On December 31, 2020, the Company issued 7,187,500 Class B ordinary shares, par value $0.0001, of the Company (“Class B Ordinary Shares”) to Colonnade Sponsor II LLC (the “Sponsor”) for an aggregate purchase price of $25,000, or approximately $0.003 per share. On February 24, 2021, the Company effected a share capitalization of 1,437,500 shares, resulting in 8,625,000 Class B Ordinary Shares being issued and outstanding. On March 12, 2021, the underwriter of the IPO (as defined below) partially exercised the over-allotment option and therefore 375,000 Class B Ordinary Shares were forfeited, resulting in 8,250,000 Class B Ordinary Shares outstanding.
On March 12, 2021, the Company consummated its initial public offering (“IPO”) of 33,000,000 units at $10.00 per unit, including the over-allotment option exercised by the underwriters. Each unit consists of one Class A ordinary share, par value $0.0001 per share, of the Company (“Class A Ordinary Shares” or “public shares”) and one-fifth of one redeemable warrant to purchase one Class A Ordinary Share. Simultaneously with the consummation of the IPO, CLAA completed the private placement of 5,733,333 private placement warrants (the “Private Placement Warrants”) each exercisable for one Class A Ordinary Share at a purchase price of $11.50 per share to the Sponsor, generating gross proceeds to us of $8,600,000. Following the closing of the IPO and over-allotment, a total of $330,000,000 ($10.00 per unit) of the net proceeds from its IPO and the sale of the Private Placement Warrants were placed in a trust account (the “Trust Account”) with Continental Stock Transfer & Trust Company (“Continental”) acting as trustee. Our charter provides for the return of the IPO proceeds held in the Trust Account to the holders of public shares if we do not complete our initial business combination by March 12, 2023.

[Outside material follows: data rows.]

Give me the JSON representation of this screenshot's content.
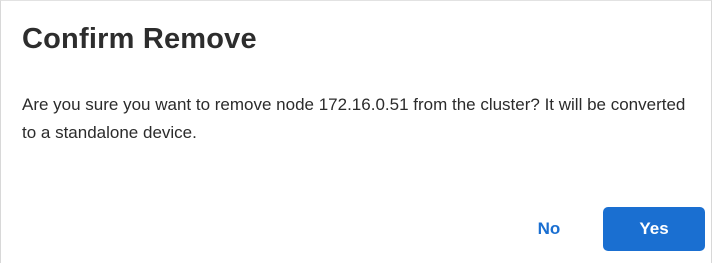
{
  "dialog": {
    "title": "Confirm Remove",
    "message": "Are you sure you want to remove node 172.16.0.51 from the cluster? It will be converted to a standalone device.",
    "buttons": {
      "no_label": "No",
      "yes_label": "Yes"
    }
  },
  "colors": {
    "accent": "#1a6fd1",
    "title_text": "#2d2d2d",
    "body_text": "#2b2b2b"
  }
}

On August 3, 2022, the Company entered into an agreement and plan of merger, by and among the Company, Pasadena Merger Sub Inc., a Delaware corporation and a direct, wholly owned subsidiary of CLAA (“Merger Sub”), and Plastiq Inc., a Delaware corporation (“Plastiq”) providing for a business combination (the “Business Combination”), which was later amended on December 7, 2022 (as may be further amended and modified from time to time according to its terms, the “Merger Agreement”). The Merger Agreement provides that, among other things and upon the terms and subject to the conditions thereof, Merger Sub will merge with and into Plastiq, with Plastiq surviving the merger as a wholly owned subsidiary of the Company. While the Company and the other parties to the Merger Agreement are working toward satisfaction of the conditions to completion of the Business Combination, the Board has determined that there may not be sufficient time before March 12, 2023 (the “Current Outside Date”) to consummate the closing of the Business Combination. Therefore, the Board has determined that it is in the best interests of the Company’s shareholders to extend the date by which the Company has to complete an initial business combination to April 12, 2023 (the “Extended Date”), and to allow the Company, without another shareholder vote, by resolution of the Board, to elect to further extend the Extended Date in one-month increments up to eleven additional times, or a total of up to twelve months after the Current Outside Date, until up to March 12, 2024 (each, an “Additional Extended Date”).